Was genau ist eigentlich Mediation?

Haben Sie sich das auch schon gefragt?
Ist Ihnen auch schon passiert, dass Sie Mediation und Meditation verwechselt haben?

Ich will Ihnen hier kurz erklären, was Mediation ist.

Zunächst aber möchte ich Ihnen gerne sagen, dass es
nichts mit Meditation zu tun hat.
Das soll nun nicht gegen eine Meditation sprechen, aber das eine hat mit dem anderen eben nichts zu tun.
Wenn Sie die Geduld aufbringen, diesen Artikel bis zum Ende zu lesen, dann gehe ich auch gerne noch einmal auf den Begriff Meditation ein.

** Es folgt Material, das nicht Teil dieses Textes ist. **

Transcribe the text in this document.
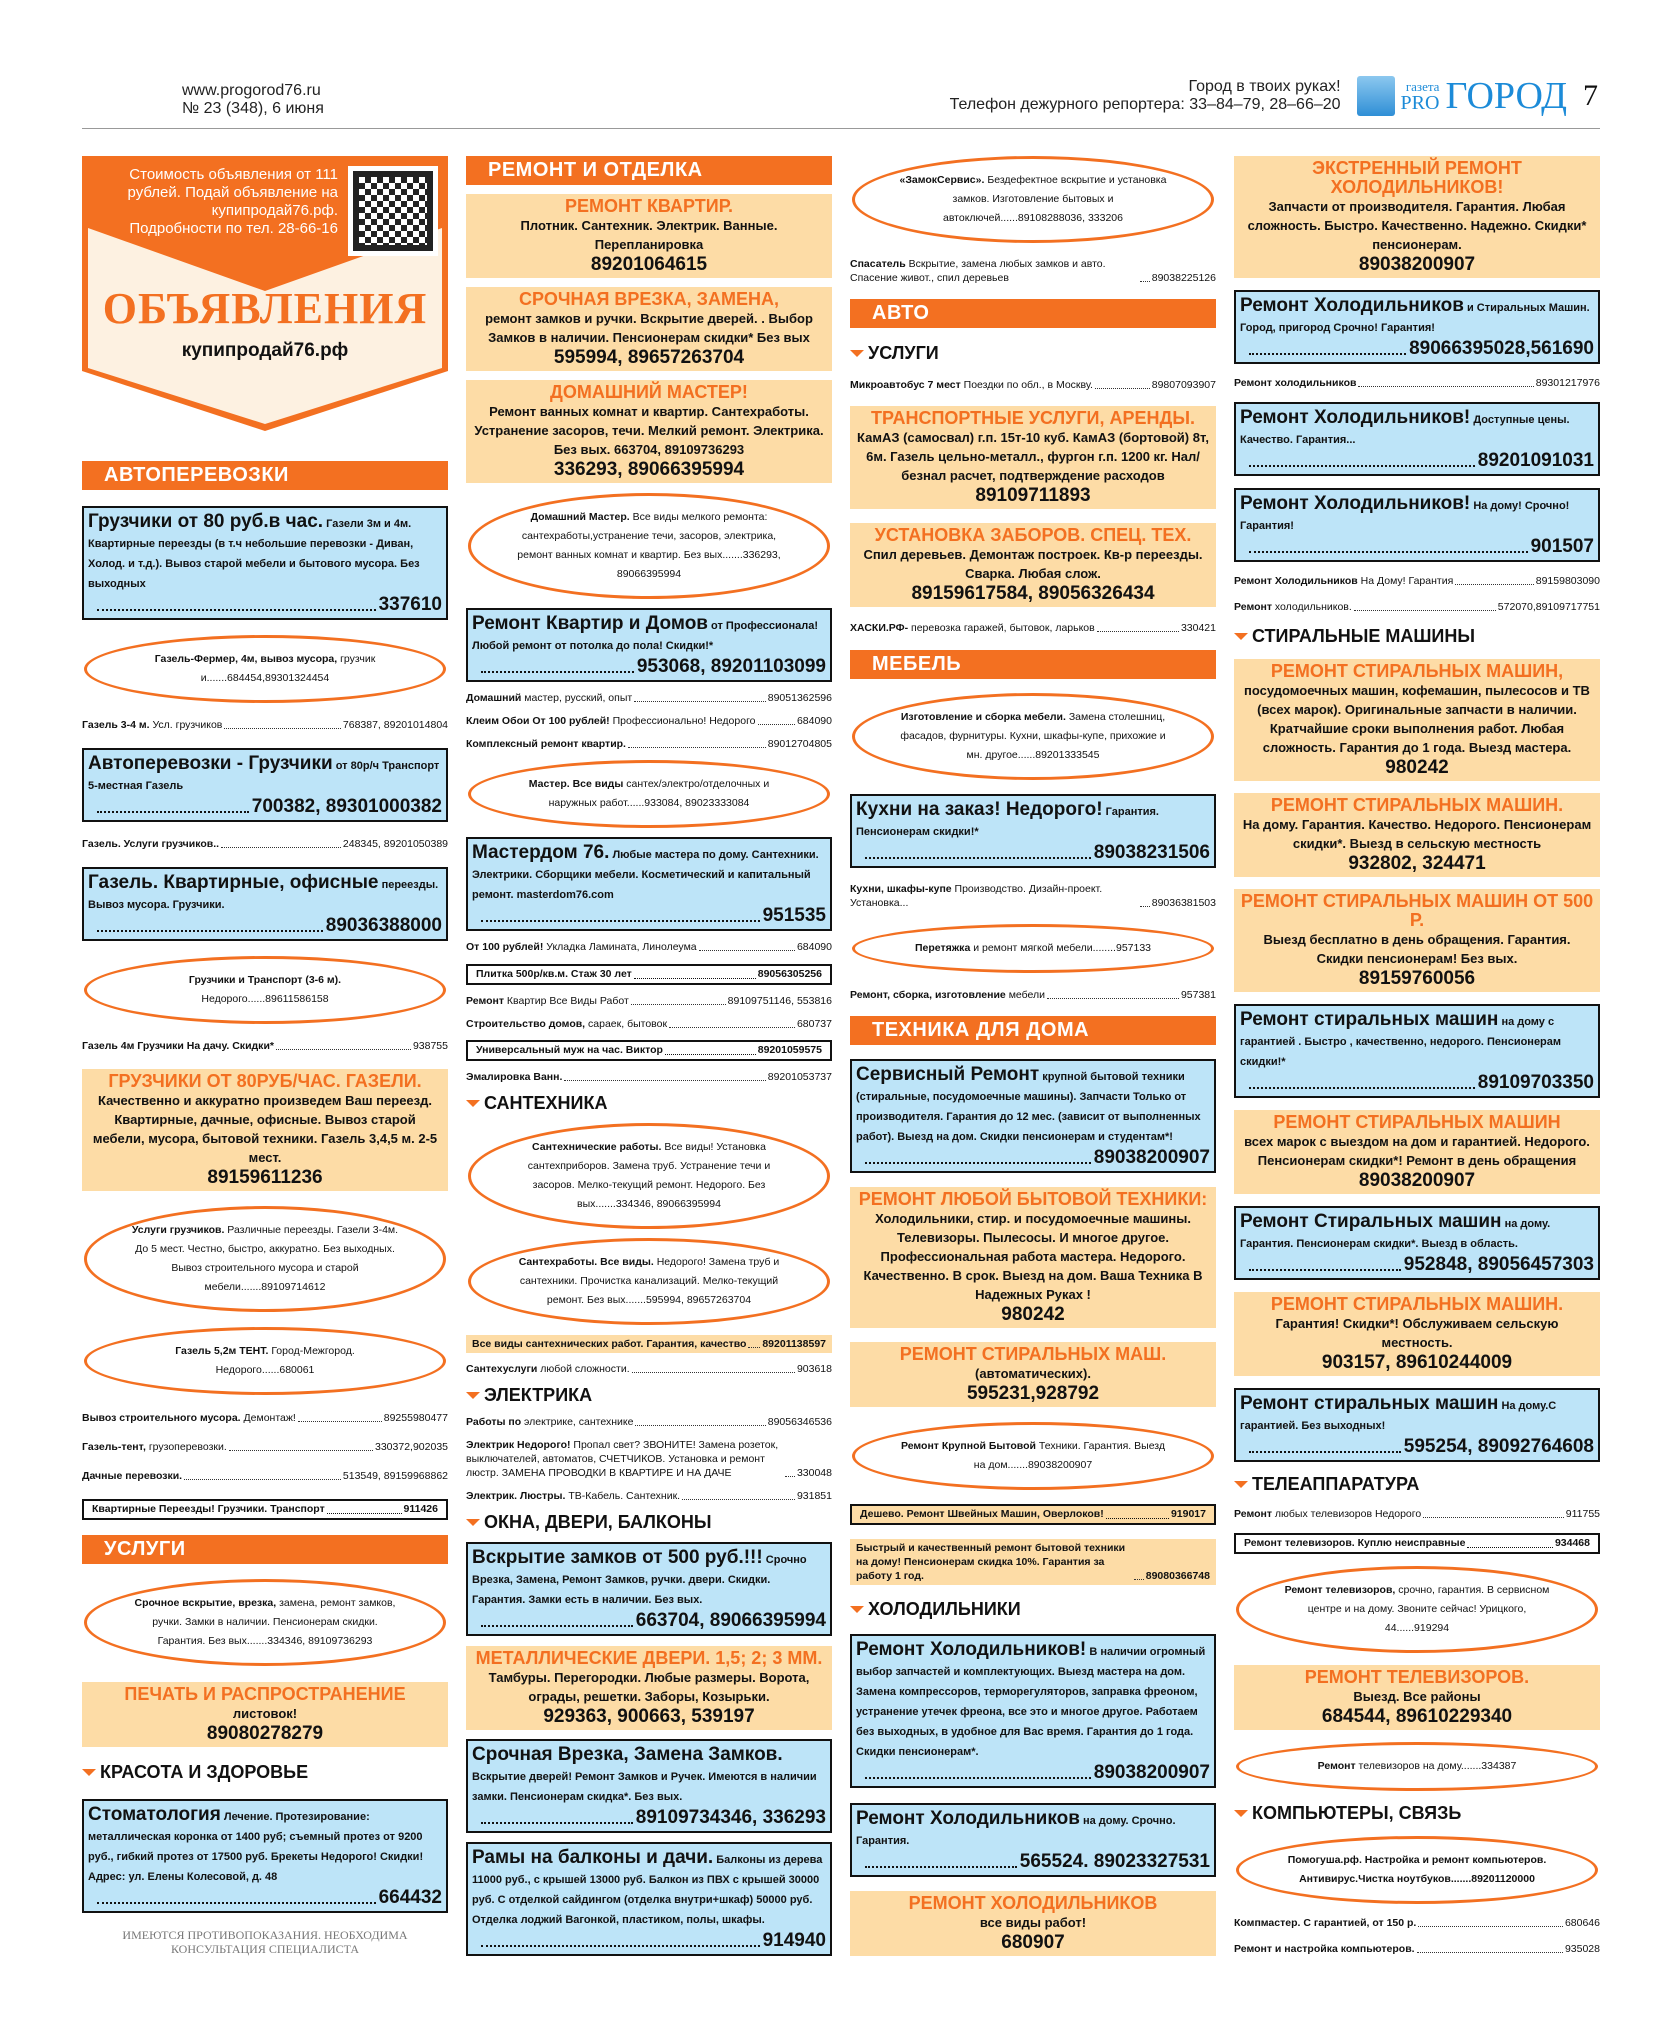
www.progorod76.ru
№ 23 (348), 6 июня
Город в твоих руках!
Телефон дежурного репортера: 33–84–79, 28–66–20
газета
PRO ГОРОД 7
Стоимость объявления от 111 рублей. Подай объявление на купипродай76.рф. Подробности по тел. 28-66-16
ОБЪЯВЛЕНИЯ
купипродай76.рф
АВТОПЕРЕВОЗКИ
Грузчики от 80 руб.в час. Газели 3м и 4м. Квартирные переезды (в т.ч небольшие перевозки - Диван, Холод. и т.д.). Вывоз старой мебели и бытового мусора. Без выходных
337610
Газель-Фермер, 4м, вывоз мусора, грузчик и.......684454,89301324454
Газель 3-4 м. Усл. грузчиков	768387, 89201014804
Автоперевозки - Грузчики от 80р/ч Транспорт 5-местная Газель
700382, 89301000382
Газель. Услуги грузчиков..	248345, 89201050389
Газель. Квартирные, офисные переезды. Вывоз мусора. Грузчики.
89036388000
Грузчики и Транспорт (3-6 м). Недорого......89611586158
Газель 4м Грузчики На дачу. Скидки*	938755
ГРУЗЧИКИ ОТ 80РУБ/ЧАС. ГАЗЕЛИ.
Качественно и аккуратно произведем Ваш переезд. Квартирные, дачные, офисные. Вывоз старой мебели, мусора, бытовой техники. Газель 3,4,5 м. 2-5 мест.
89159611236
Услуги грузчиков. Различные переезды. Газели 3-4м. До 5 мест. Честно, быстро, аккуратно. Без выходных. Вывоз строительного мусора и старой мебели.......89109714612
Газель 5,2м ТЕНТ. Город-Межгород. Недорого......680061
Вывоз строительного мусора. Демонтаж!	89255980477
Газель-тент, грузоперевозки.	330372,902035
Дачные перевозки.	513549, 89159968862
Квартирные Переезды! Грузчики. Транспорт	911426
УСЛУГИ
Срочное вскрытие, врезка, замена, ремонт замков, ручки. Замки в наличии. Пенсионерам скидки. Гарантия. Без вых.......334346, 89109736293
ПЕЧАТЬ И РАСПРОСТРАНЕНИЕ
листовок!
89080278279
КРАСОТА И ЗДОРОВЬЕ
Стоматология Лечение. Протезирование: металлическая коронка от 1400 руб; съемный протез от 9200 руб., гибкий протез от 17500 руб. Брекеты Недорого! Скидки! Адрес: ул. Елены Колесовой, д. 48
664432
ИМЕЮТСЯ ПРОТИВОПОКАЗАНИЯ. НЕОБХОДИМА КОНСУЛЬТАЦИЯ СПЕЦИАЛИСТА
РЕМОНТ И ОТДЕЛКА
РЕМОНТ КВАРТИР.
Плотник. Сантехник. Электрик. Ванные. Перепланировка
89201064615
СРОЧНАЯ ВРЕЗКА, ЗАМЕНА,
ремонт замков и ручки. Вскрытие дверей. . Выбор Замков в наличии. Пенсионерам скидки* Без вых
595994, 89657263704
ДОМАШНИЙ МАСТЕР!
Ремонт ванных комнат и квартир. Сантехработы. Устранение засоров, течи. Мелкий ремонт. Электрика. Без вых. 663704, 89109736293
336293, 89066395994
Домашний Мастер. Все виды мелкого ремонта: сантехработы,устранение течи, засоров, электрика, ремонт ванных комнат и квартир. Без вых.......336293, 89066395994
Ремонт Квартир и Домов от Профессионала! Любой ремонт от потолка до пола! Скидки!*
953068, 89201103099
Домашний мастер, русский, опыт	89051362596
Клеим Обои От 100 рублей! Профессионально! Недорого	684090
Комплексный ремонт квартир.	89012704805
Мастер. Все виды сантех/электро/отделочных и наружных работ......933084, 89023333084
Мастердом 76. Любые мастера по дому. Сантехники. Электрики. Сборщики мебели. Косметический и капитальный ремонт. masterdom76.com
951535
От 100 рублей! Укладка Ламината, Линолеума	684090
Плитка 500р/кв.м. Стаж 30 лет	89056305256
Ремонт Квартир Все Виды Работ	89109751146, 553816
Строительство домов, сараек, бытовок	680737
Универсальный муж на час. Виктор	89201059575
Эмалировка Ванн.	89201053737
САНТЕХНИКА
Сантехнические работы. Все виды! Установка сантехприборов. Замена труб. Устранение течи и засоров. Мелко-текущий ремонт. Недорого. Без вых.......334346, 89066395994
Сантехработы. Все виды. Недорого! Замена труб и сантехники. Прочистка канализаций. Мелко-текущий ремонт. Без вых.......595994, 89657263704
Все виды сантехнических работ. Гарантия, качество 89201138597
Сантехуслуги любой сложности.	903618
ЭЛЕКТРИКА
Работы по электрике, сантехнике	89056346536
Электрик Недорого! Пропал свет? ЗВОНИТЕ! Замена розеток, выключателей, автоматов, СЧЕТЧИКОВ. Установка и ремонт люстр. ЗАМЕНА ПРОВОДКИ В КВАРТИРЕ И НА ДАЧЕ	330048
Электрик. Люстры. ТВ-Кабель. Сантехник.	931851
ОКНА, ДВЕРИ, БАЛКОНЫ
Вскрытие замков от 500 руб.!!! Срочно Врезка, Замена, Ремонт Замков, ручки. двери. Скидки. Гарантия. Замки есть в наличии. Без вых.
663704, 89066395994
МЕТАЛЛИЧЕСКИЕ ДВЕРИ. 1,5; 2; 3 ММ.
Тамбуры. Перегородки. Любые размеры. Ворота, ограды, решетки. Заборы, Козырьки.
929363, 900663, 539197
Срочная Врезка, Замена Замков. Вскрытие дверей! Ремонт Замков и Ручек. Имеются в наличии замки. Пенсионерам скидка*. Без вых.
89109734346, 336293
Рамы на балконы и дачи. Балконы из дерева 11000 руб., с крышей 13000 руб. Балкон из ПВХ с крышей 30000 руб. С отделкой сайдингом (отделка внутри+шкаф) 50000 руб. Отделка лоджий Вагонкой, пластиком, полы, шкафы.
914940
«ЗамокСервис». Бездефектное вскрытие и установка замков. Изготовление бытовых и автоключей......89108288036, 333206
Спасатель Вскрытие, замена любых замков и авто. Спасение живот., спил деревьев	89038225126
АВТО
УСЛУГИ
Микроавтобус 7 мест Поездки по обл., в Москву.	89807093907
ТРАНСПОРТНЫЕ УСЛУГИ, АРЕНДЫ.
КамАЗ (самосвал) г.п. 15т-10 куб. КамАЗ (бортовой) 8т, 6м. Газель цельно-металл., фургон г.п. 1200 кг. Нал/безнал расчет, подтверждение расходов
89109711893
УСТАНОВКА ЗАБОРОВ. СПЕЦ. ТЕХ.
Спил деревьев. Демонтаж построек. Кв-р переезды. Сварка. Любая слож.
89159617584, 89056326434
ХАСКИ.РФ- перевозка гаражей, бытовок, ларьков	330421
МЕБЕЛЬ
Изготовление и сборка мебели. Замена столешниц, фасадов, фурнитуры. Кухни, шкафы-купе, прихожие и мн. другое......89201333545
Кухни на заказ! Недорого! Гарантия. Пенсионерам скидки!*
89038231506
Кухни, шкафы-купе Производство. Дизайн-проект. Установка...	89036381503
Перетяжка и ремонт мягкой мебели........957133
Ремонт, сборка, изготовление мебели	957381
ТЕХНИКА ДЛЯ ДОМА
Сервисный Ремонт крупной бытовой техники (стиральные, посудомоечные машины). Запчасти Только от производителя. Гарантия до 12 мес. (зависит от выполненных работ). Выезд на дом. Скидки пенсионерам и студентам*!
89038200907
РЕМОНТ ЛЮБОЙ БЫТОВОЙ ТЕХНИКИ:
Холодильники, стир. и посудомоечные машины. Телевизоры. Пылесосы. И многое другое. Профессиональная работа мастера. Недорого. Качественно. В срок. Выезд на дом. Ваша Техника В Надежных Руках !
980242
РЕМОНТ СТИРАЛЬНЫХ МАШ.
(автоматических).
595231,928792
Ремонт Крупной Бытовой Техники. Гарантия. Выезд на дом.......89038200907
Дешево. Ремонт Швейных Машин, Оверлоков!	919017
Быстрый и качественный ремонт бытовой техники на дому! Пенсионерам скидка 10%. Гарантия за работу 1 год.	89080366748
ХОЛОДИЛЬНИКИ
Ремонт Холодильников! В наличии огромный выбор запчастей и комплектующих. Выезд мастера на дом. Замена компрессоров, терморегуляторов, заправка фреоном, устранение утечек фреона, все это и многое другое. Работаем без выходных, в удобное для Вас время. Гарантия до 1 года. Скидки пенсионерам*.
89038200907
Ремонт Холодильников на дому. Срочно. Гарантия.
565524. 89023327531
РЕМОНТ ХОЛОДИЛЬНИКОВ
все виды работ!
680907
ЭКСТРЕННЫЙ РЕМОНТ ХОЛОДИЛЬНИКОВ!
Запчасти от производителя. Гарантия. Любая сложность. Быстро. Качественно. Надежно. Скидки* пенсионерам.
89038200907
Ремонт Холодильников и Стиральных Машин. Город, пригород Срочно! Гарантия!
89066395028,561690
Ремонт холодильников	89301217976
Ремонт Холодильников! Доступные цены. Качество. Гарантия...
89201091031
Ремонт Холодильников! На дому! Срочно! Гарантия!
901507
Ремонт Холодильников На Дому! Гарантия	89159803090
Ремонт холодильников.	572070,89109717751
СТИРАЛЬНЫЕ МАШИНЫ
РЕМОНТ СТИРАЛЬНЫХ МАШИН,
посудомоечных машин, кофемашин, пылесосов и ТВ (всех марок). Оригинальные запчасти в наличии. Кратчайшие сроки выполнения работ. Любая сложность. Гарантия до 1 года. Выезд мастера.
980242
РЕМОНТ СТИРАЛЬНЫХ МАШИН.
На дому. Гарантия. Качество. Недорого. Пенсионерам скидки*. Выезд в сельскую местность
932802, 324471
РЕМОНТ СТИРАЛЬНЫХ МАШИН ОТ 500 Р.
Выезд бесплатно в день обращения. Гарантия. Скидки пенсионерам! Без вых.
89159760056
Ремонт стиральных машин на дому с гарантией . Быстро , качественно, недорого. Пенсионерам скидки!*
89109703350
РЕМОНТ СТИРАЛЬНЫХ МАШИН
всех марок с выездом на дом и гарантией. Недорого. Пенсионерам скидки*! Ремонт в день обращения
89038200907
Ремонт Стиральных машин на дому. Гарантия. Пенсионерам скидки*. Выезд в область.
952848, 89056457303
РЕМОНТ СТИРАЛЬНЫХ МАШИН.
Гарантия! Скидки*! Обслуживаем сельскую местность.
903157, 89610244009
Ремонт стиральных машин На дому.С гарантией. Без выходных!
595254, 89092764608
ТЕЛЕАППАРАТУРА
Ремонт любых телевизоров Недорого	911755
Ремонт телевизоров. Куплю неисправные	934468
Ремонт телевизоров, срочно, гарантия. В сервисном центре и на дому. Звоните сейчас! Урицкого, 44......919294
РЕМОНТ ТЕЛЕВИЗОРОВ.
Выезд. Все районы
684544, 89610229340
Ремонт телевизоров на дому.......334387
КОМПЬЮТЕРЫ, СВЯЗЬ
Помогуша.рф. Настройка и ремонт компьютеров. Антивирус.Чистка ноутбуков.......89201120000
Компмастер. С гарантией, от 150 р.	680646
Ремонт и настройка компьютеров.	935028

Nun aber zu meinem eigentlichen Anliegen, Ihnen einfach und kurz zu erklären, was Mediation, genauer, was eine Mediation ist.

Wie vieles kommt auch dieser Begriff aus dem englischen Sprachraum, genauer aus den USA und bedeutet soviel wie "Vermittlung".
Im deutschen verwendet man eher die Übersetzung "Konfliktlösung" oder "Streitschlichtung". Wobei für mich ersteres der treffendere Ausdruck ist.
Also verwende ich hier Mediation als gleichbedeutend mit Konfliktlösung.

Damit sind wir schon mitten im Thema.
Mediation wird also dort angewandt, wo ein Konflikt zu lösen ist.
Dies kann in ganz unterschiedlichen Zusammenhängen passieren. So z. B. in Familien, in Paarbeziehungen, zwischen erwachsenen Kindern und Eltern, zwischen Eltern und Lehrer_innen, zwischen Arbeitskolleg_innen, zwischen Geschäftspartnern etc.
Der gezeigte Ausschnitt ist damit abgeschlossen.